If you want to predict future values knowing only the current and past values, that is also how you specify the model. If the variable of interest is $y$ and the variables that can be used for prediction are $x_1,\dotsc,x_K$, you formulate the model as

$$ y_{t+1} = f(x_{1,t},\dotsc,x_{K,t},\dotsc,x_{1,t-p},\dotsc,x_{K,t-p}) + \varepsilon_{t+1} $$

for some maximum lag $p$, where $f$ is the function the machine learning algorithm is trying to learn and $\varepsilon$ is something unpredictable. This way you can predict future $y_{t+1}$ using data that is available today (at time $t$).

When training your model, you will have a sample spanning $1,\dotsc,T$. Then your $t$ runs from $p+1$ to $T-1$ in the training sample. You can verify that by noticing that for $t<p+1$ or $t>T-1$ you would have to use data that you do not have within $1,\dotsc,T$.

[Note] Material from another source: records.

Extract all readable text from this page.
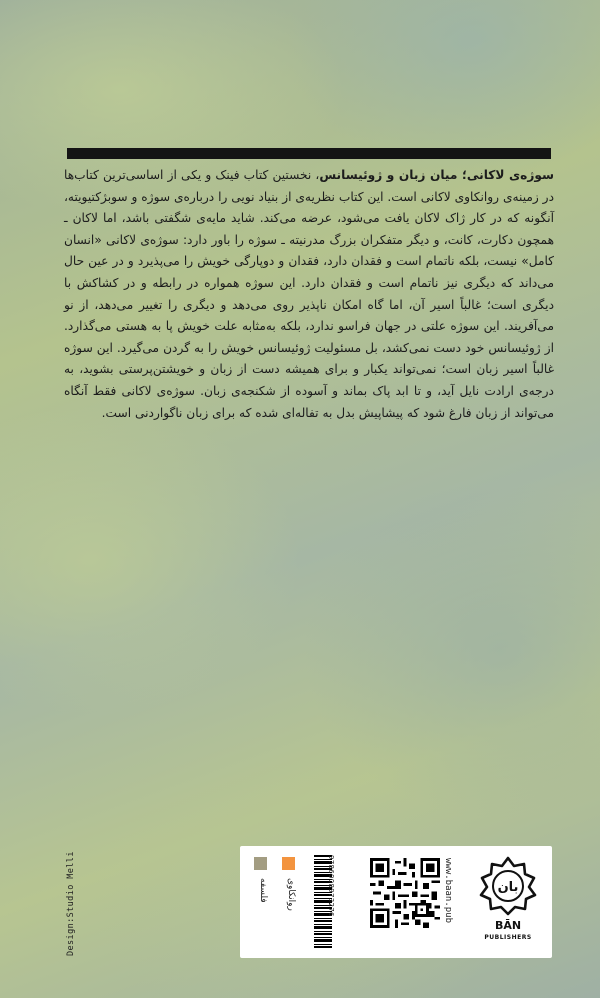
سوژه‌ی لاکانی؛ میان زبان و ژوئیسانس، نخستین کتاب فینک و یکی از اساسی‌ترین کتاب‌ها در زمینه‌ی روانکاوی لاکانی است. این کتاب نظریه‌ی از بنیاد نویی را درباره‌ی سوژه و سوبژکتیویته، آنگونه که در کار ژاک لاکان یافت می‌شود، عرضه می‌کند. شاید مایه‌ی شگفتی باشد، اما لاکان ـ همچون دکارت، کانت، و دیگر متفکران بزرگ مدرنیته ـ سوژه را باور دارد: سوژه‌ی لاکانی «انسان کامل» نیست، بلکه ناتمام است و فقدان دارد، فقدان و دوپارگی خویش را می‌پذیرد و در عین حال می‌داند که دیگری نیز ناتمام است و فقدان دارد. این سوژه همواره در رابطه و در کشاکش با دیگری است؛ غالباً اسیر آن، اما گاه امکان ناپذیر روی می‌دهد و دیگری را تغییر می‌دهد، از نو می‌آفریند. این سوژه علتی در جهان فراسو ندارد، بلکه به‌مثابه علت خویش پا به هستی می‌گذارد. از ژوئیسانس خود دست نمی‌کشد، بل مسئولیت ژوئیسانس خویش را به گردن می‌گیرد. این سوژه غالباً اسیر زبان است؛ نمی‌تواند یکبار و برای همیشه دست از زبان و خویشتن‌پرستی بشوید، به درجه‌ی ارادت نایل آید، و تا ابد پاک بماند و آسوده از شکنجه‌ی زبان. سوژه‌ی لاکانی فقط آنگاه می‌تواند از زبان فارغ شود که پیشاپیش بدل به تفاله‌ای شده که برای زبان ناگوارد‌نی است.

Design:Studio Melli	فلسفه روانکاوی	9786008973276	www.baan.pub	بان
BĀN
PUBLISHERS
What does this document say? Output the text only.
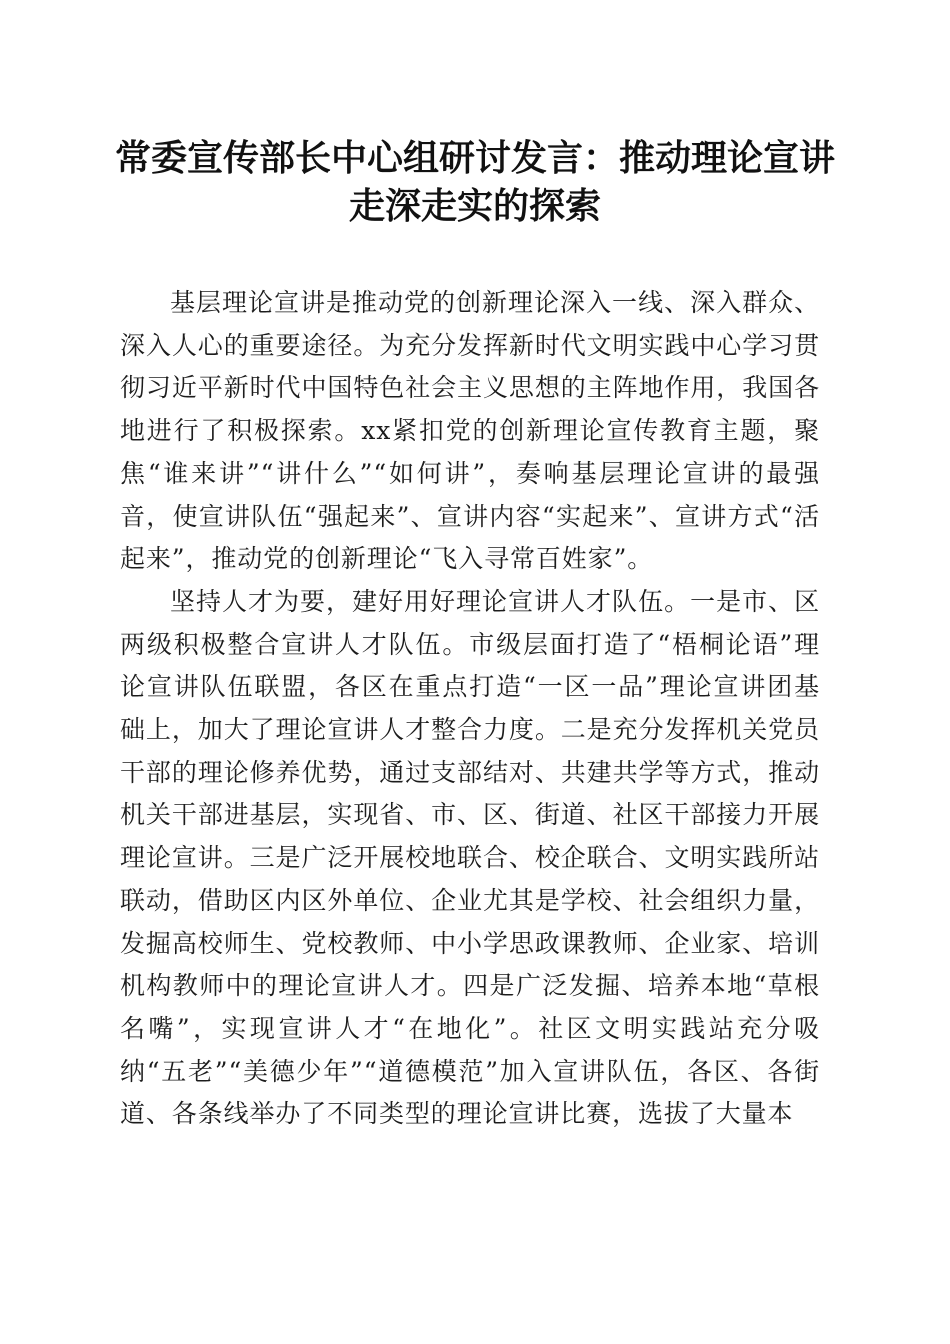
常委宣传部长中心组研讨发言：推动理论宣讲
走深走实的探索

基层理论宣讲是推动党的创新理论深入一线、深入群众、深入人心的重要途径。为充分发挥新时代文明实践中心学习贯彻习近平新时代中国特色社会主义思想的主阵地作用，我国各地进行了积极探索。xx紧扣党的创新理论宣传教育主题，聚焦“谁来讲”“讲什么”“如何讲”，奏响基层理论宣讲的最强音，使宣讲队伍“强起来”、宣讲内容“实起来”、宣讲方式“活起来”，推动党的创新理论“飞入寻常百姓家”。

坚持人才为要，建好用好理论宣讲人才队伍。一是市、区两级积极整合宣讲人才队伍。市级层面打造了“梧桐论语”理论宣讲队伍联盟，各区在重点打造“一区一品”理论宣讲团基础上，加大了理论宣讲人才整合力度。二是充分发挥机关党员干部的理论修养优势，通过支部结对、共建共学等方式，推动机关干部进基层，实现省、市、区、街道、社区干部接力开展理论宣讲。三是广泛开展校地联合、校企联合、文明实践所站联动，借助区内区外单位、企业尤其是学校、社会组织力量，发掘高校师生、党校教师、中小学思政课教师、企业家、培训机构教师中的理论宣讲人才。四是广泛发掘、培养本地“草根名嘴”，实现宣讲人才“在地化”。社区文明实践站充分吸纳“五老”“美德少年”“道德模范”加入宣讲队伍，各区、各街道、各条线举办了不同类型的理论宣讲比赛，选拔了大量本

Once you have formulated the model, training and prediction goes as usual.

Richard Hardy
  • 54,375
  • 10
  • 95
  • 219
-1

Recurrent Neural Networks are quite well suited for this job.

Let's say we have an LSTM Recurrent Neural Network with 1 layer and 128 hidden units. Instead of predicting price at t+1 based on ohlc data, and then t+2 based on ohlc data up until t in addition to the output of t+1, you can use a dense layer to map those 128 hidden units to, let's say, 48 dense outputs, where 48 is the number of hours we want to predict.

I am using this approach with a pretty good success rate in terms of accuracy.